DEVELOPMENTS

• Millions of people rallied against terror Sunday in France, and similar rallies were held in cities around the world.

• World leaders including Israeli Prime Minister Benjamin Netanyahu and Palestinian President Mahmoud Abbas joined the Paris demonstration.

• Lassana Bathily, a young Islamic immigrant from Mali, was hailed for hiding Jewish customers in the Kosher market where he worked in Paris as it was attacked by Islamic militants last week.

• Israeli Prime Minister Benjamin Netanyahu said he would bring the bodies of four of the Jewish victims of the market attack back to Israel for burial.

• A video, made before the attacks, emerged, showing one of the attackers pledging allegiance to the Islamic State militants and displaying his arsenal of weapons.

— From news services

Amid intense security and with throngs rivaling those that followed the liberation of Paris from the Nazis, the city became “the capital of the world” for a day.

More than 40 world leaders headed the somber procession — Israeli Prime Minister Benjamin Netanyahu and Palestinian President Mahmoud Abbas; Ukrainian President Petro Poroshenko and Russian Foreign Minister Sergey Lavrov — setting aside their differences with a common rallying cry: We stand together against barbarity, and we are all Charlie.

At least 1.2 million to 1.6 million people streamed slowly through the streets and across France to mourn the victims of deadly attacks on the satirical newspaper Charlie Hebdo, a kosher supermarket and police officers — violence that tore deep into the nation’s sense of security in a way some compared to the Sept. 11 terror attacks in the United States.

“Our entire country will rise up toward something better,” French President Francois Hollande said.

The attacks tested France’s proud commitment to its liberties, which authorities may now curtail to ensure greater security. Marchers recognized this as a watershed moment.

“It’s a different world today,” said Michel Thiebault, 70.

Illustrating his point, there were cheers Sunday for police vans that wove through the crowds — a rare occurrence at the many demonstrations that the French have staged throughout their rebellious history,.
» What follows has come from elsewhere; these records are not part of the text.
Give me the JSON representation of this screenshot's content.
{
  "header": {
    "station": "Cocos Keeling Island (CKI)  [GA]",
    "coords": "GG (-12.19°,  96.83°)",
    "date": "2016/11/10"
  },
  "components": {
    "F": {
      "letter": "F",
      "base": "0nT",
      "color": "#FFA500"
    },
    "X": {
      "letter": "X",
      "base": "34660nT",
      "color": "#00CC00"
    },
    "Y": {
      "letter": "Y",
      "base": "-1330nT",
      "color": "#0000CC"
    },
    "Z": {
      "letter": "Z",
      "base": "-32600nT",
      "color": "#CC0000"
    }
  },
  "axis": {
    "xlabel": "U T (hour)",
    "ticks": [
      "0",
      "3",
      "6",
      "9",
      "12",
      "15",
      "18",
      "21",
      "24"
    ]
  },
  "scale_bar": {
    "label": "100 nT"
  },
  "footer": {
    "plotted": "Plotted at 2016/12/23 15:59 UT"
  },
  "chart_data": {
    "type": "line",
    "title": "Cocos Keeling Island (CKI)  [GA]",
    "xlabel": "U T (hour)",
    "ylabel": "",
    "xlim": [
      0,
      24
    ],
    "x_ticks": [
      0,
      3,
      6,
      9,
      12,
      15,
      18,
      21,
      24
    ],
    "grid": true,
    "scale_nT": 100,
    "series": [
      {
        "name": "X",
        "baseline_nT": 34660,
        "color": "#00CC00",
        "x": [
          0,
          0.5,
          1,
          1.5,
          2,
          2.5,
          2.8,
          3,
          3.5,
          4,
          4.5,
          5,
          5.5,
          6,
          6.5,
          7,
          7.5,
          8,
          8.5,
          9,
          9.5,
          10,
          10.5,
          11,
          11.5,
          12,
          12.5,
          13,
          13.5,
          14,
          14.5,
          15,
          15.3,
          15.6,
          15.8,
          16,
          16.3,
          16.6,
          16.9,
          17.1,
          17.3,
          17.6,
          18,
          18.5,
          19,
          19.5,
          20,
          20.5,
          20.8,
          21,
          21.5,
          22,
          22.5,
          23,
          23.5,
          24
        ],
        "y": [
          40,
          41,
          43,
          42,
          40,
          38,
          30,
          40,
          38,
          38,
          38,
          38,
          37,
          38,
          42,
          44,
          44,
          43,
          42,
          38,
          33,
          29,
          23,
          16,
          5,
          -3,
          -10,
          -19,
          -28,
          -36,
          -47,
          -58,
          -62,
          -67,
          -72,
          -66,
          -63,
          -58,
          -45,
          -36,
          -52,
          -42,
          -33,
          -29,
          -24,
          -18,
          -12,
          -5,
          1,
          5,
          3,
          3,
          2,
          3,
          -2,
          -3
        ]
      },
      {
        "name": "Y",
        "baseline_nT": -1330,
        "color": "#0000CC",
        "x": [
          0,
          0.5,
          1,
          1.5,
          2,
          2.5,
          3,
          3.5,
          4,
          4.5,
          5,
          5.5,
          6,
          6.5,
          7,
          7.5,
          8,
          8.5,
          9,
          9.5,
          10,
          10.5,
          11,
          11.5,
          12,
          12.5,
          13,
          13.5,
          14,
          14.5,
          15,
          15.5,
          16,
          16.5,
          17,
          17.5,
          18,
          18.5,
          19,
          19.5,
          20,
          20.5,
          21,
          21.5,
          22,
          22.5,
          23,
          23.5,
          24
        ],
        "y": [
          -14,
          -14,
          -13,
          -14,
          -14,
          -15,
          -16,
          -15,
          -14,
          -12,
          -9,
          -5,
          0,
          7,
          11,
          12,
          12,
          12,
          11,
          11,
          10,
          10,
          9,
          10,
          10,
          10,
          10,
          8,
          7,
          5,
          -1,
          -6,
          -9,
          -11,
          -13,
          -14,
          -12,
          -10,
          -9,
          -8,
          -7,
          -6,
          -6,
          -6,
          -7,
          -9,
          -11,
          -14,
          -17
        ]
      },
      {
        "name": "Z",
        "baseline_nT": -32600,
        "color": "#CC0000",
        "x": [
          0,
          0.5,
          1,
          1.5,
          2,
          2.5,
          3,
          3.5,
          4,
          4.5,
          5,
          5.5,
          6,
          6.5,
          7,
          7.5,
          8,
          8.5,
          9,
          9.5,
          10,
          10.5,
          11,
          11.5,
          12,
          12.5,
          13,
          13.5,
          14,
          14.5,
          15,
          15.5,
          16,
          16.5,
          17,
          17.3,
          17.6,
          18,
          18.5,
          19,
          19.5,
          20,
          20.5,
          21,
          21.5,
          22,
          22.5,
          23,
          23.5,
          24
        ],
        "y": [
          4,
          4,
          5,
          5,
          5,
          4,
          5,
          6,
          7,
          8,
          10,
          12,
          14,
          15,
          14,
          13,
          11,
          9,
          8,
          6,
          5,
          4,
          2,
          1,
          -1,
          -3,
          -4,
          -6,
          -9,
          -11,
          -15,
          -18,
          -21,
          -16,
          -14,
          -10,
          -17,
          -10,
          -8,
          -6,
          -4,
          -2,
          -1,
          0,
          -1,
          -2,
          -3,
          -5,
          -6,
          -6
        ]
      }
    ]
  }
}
Many shed the aloof attitude for which Parisians are famous, helping strangers with directions, cheering and crying together. Sad and angry but fiercely defending their freedom of expression, the marchers honored the dead and brandished pens or flags of other nations.

In addition to those in France, giant rallies were held in major cities around the world, including London, Madrid and New York — all attacked at various times by al-Qaida-linked extremists — as well as Cairo, Sydney, Stockholm, Tokyo and elsewhere.

In Paris, the Interior Ministry said the number of people attending the rallies wwas too large to count, noting that the crowds were too big to fit on the official march route and spread to other streets.

Later, the ministry said 3.7 million marched throughout France, including roughly 1.2 million to 1.6 million in Paris.

“I hope that at the end of the day everyone is united. Everyone — Muslims, Jews, Christians, Buddhists,” said marcher Zakaria Moumni. “We are humans first of all, and nobody deserves to be murdered like that. Nobody.”

On Republic Square, deafening applause rang out as the world leaders walked past, amid tight security and an atmosphere of togetherness amid adversity. Families of the victims, holding each other for support, marched in the front along with journalists working for the Charlie Hebdo newspaper. Several wept openly.

“Je Suis Charlie” — “I Am Charlie,” read legions of posters and banners. Many people waved editorial cartoons, the French tricolor and other national flags.

As night fell on the unusually unified city, some lit candles.

“It’s important to be here for freedom for tolerance and for all the victims. It’s sad we had to get to this point for people to react against intolerance, racism and fascism,” said Caroline Van Ruymbeke, 32.

Hollande joined Netanyahu in a visit to a synagogue Sunday night as authorities sought to reassure the Jewish population — Europe’s largest — that it is safe to stay in France. About 7,000 of France’s half-million Jews emigrated to Israel last year amid concerns for their safety and the economy.

“The entire world is under attack” from radical Islam, Netanyahu said, citing attacks in cities from Madrid to Mumbai. He said these aren’t isolated incidents but part of a “network of hatred” by radical groups.

The U.S. was represented at the Paris rally by Ambassador Jane Hartley. At an international conference in India, U.S. Secretary of State John Kerry said the world stood with the people of France “not just in anger and in outrage, but in solidarity and commitment to the cause of confronting extremism and in the cause that extremists fear so much and that has always united our countries: freedom.”